Adopter une approche prospective pour se projeter dans l’avenir
Afin de fournir des perspectives fondées sur des données probantes sur ce que l’avenir peut apporter à la gouvernance de l’État, le CRDI a soutenu un exercice de prospective stratégique dirigé par l’ISS. S’appuyant sur les signaux actuels de changement et les tendances émergentes au cours des 20 prochaines années, l’équipe de projet a exploré une gamme d’avenirs plausibles au moyen d’une approche fondée sur des scénarios. Les conclusions sont publiées dans le rapport State Futures in the Global South.

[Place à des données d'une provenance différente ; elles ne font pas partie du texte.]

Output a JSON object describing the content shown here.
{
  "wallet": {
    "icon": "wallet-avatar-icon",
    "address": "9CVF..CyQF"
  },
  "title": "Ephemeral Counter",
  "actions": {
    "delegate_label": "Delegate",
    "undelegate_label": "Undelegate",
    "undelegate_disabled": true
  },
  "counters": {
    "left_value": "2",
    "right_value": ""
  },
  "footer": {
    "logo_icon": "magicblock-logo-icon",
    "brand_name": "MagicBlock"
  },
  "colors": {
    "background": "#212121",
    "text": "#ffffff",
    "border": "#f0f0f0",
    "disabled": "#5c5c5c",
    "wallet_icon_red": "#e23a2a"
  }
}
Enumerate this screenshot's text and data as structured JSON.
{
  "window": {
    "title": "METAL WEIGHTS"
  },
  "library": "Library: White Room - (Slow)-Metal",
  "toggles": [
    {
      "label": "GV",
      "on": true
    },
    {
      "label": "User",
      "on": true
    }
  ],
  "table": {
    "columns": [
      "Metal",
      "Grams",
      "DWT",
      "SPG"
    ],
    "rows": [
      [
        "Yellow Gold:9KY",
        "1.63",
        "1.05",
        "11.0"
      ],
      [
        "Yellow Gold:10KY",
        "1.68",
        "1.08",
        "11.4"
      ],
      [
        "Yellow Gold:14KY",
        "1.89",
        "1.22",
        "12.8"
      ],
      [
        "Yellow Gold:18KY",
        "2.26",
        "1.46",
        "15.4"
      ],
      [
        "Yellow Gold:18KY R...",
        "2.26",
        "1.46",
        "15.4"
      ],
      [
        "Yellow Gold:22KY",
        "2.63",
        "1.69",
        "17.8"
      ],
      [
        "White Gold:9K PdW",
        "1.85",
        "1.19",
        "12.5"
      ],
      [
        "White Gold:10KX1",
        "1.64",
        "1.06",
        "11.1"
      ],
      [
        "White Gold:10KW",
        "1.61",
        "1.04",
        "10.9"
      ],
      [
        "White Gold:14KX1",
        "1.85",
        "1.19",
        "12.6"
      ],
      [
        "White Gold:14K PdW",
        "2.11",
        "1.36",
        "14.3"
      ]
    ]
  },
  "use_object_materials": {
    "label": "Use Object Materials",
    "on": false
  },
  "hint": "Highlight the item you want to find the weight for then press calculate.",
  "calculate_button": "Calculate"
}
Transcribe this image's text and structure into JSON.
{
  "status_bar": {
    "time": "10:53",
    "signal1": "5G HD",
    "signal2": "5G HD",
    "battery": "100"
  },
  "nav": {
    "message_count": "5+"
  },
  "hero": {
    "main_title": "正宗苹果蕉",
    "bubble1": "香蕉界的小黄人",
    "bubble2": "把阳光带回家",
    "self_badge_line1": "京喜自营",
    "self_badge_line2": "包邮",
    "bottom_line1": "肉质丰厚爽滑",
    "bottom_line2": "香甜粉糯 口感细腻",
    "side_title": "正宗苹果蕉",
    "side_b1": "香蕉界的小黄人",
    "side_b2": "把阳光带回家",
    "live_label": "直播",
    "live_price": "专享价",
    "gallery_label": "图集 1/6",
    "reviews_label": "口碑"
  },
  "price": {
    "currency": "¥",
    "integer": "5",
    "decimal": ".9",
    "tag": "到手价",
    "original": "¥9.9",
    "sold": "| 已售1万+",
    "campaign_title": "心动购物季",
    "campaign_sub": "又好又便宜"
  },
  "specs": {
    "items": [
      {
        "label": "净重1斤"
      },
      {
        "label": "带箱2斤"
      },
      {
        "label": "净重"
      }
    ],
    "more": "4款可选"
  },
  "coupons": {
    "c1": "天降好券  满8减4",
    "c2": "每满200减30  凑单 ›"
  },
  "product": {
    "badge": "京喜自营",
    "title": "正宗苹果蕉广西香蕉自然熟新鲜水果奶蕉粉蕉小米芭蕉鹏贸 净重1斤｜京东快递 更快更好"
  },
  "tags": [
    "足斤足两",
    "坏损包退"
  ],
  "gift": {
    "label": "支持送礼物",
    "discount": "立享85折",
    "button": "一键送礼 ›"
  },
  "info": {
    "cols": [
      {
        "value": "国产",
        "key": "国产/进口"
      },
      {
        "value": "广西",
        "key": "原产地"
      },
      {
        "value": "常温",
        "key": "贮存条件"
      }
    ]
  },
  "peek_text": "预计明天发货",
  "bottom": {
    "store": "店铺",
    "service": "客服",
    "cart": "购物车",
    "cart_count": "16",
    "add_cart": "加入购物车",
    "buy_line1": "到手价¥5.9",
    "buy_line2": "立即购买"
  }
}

Le rapport clôture un processus de prospective exhaustif de 18 mois qui a combiné l’analyse de données comparatives régionales, la modélisation, l’analyse prospective et l’élaboration de scénarios. Des spécialistes du monde entier ont participé à des ateliers régionaux pour faire part de leurs points de vue sur la gouvernance et la démocratie.
Quatre scénarios et rôles futurs de l’État
Afin d’examiner comment la gouvernance peut évoluer au fil du temps, l’ISS a effectué une analyse prospective des facteurs systémiques susceptibles de façonner l’avenir de l’État dans cinq dimensions : politique et sécurité, économique, sociale, technologie et innovation, et climat et ressources. En s’appuyant sur les scénarios mondiaux existants de l’ISS – un monde en guerre, un monde divisé, un monde en croissance et un monde durable – l’équipe a utilisé l’analyse pour élaborer différents archétypes d’État :
L’État effondré, où les autorités gouvernent par la force seule. Dans le pire des cas, un monde en guerre, des États effondrés gouvernent comme des forteresses qui se concentrent sur leur propre survie en utilisant la coercition pour protéger les élites. La responsabilité et la participation civiques disparaissent, remplacées par la force et la peur. Les milices et les réseaux criminels prennent le relais et la coopération mondiale s’effondre, transformant les régions riches en ressources des pays du Sud en champs de bataille.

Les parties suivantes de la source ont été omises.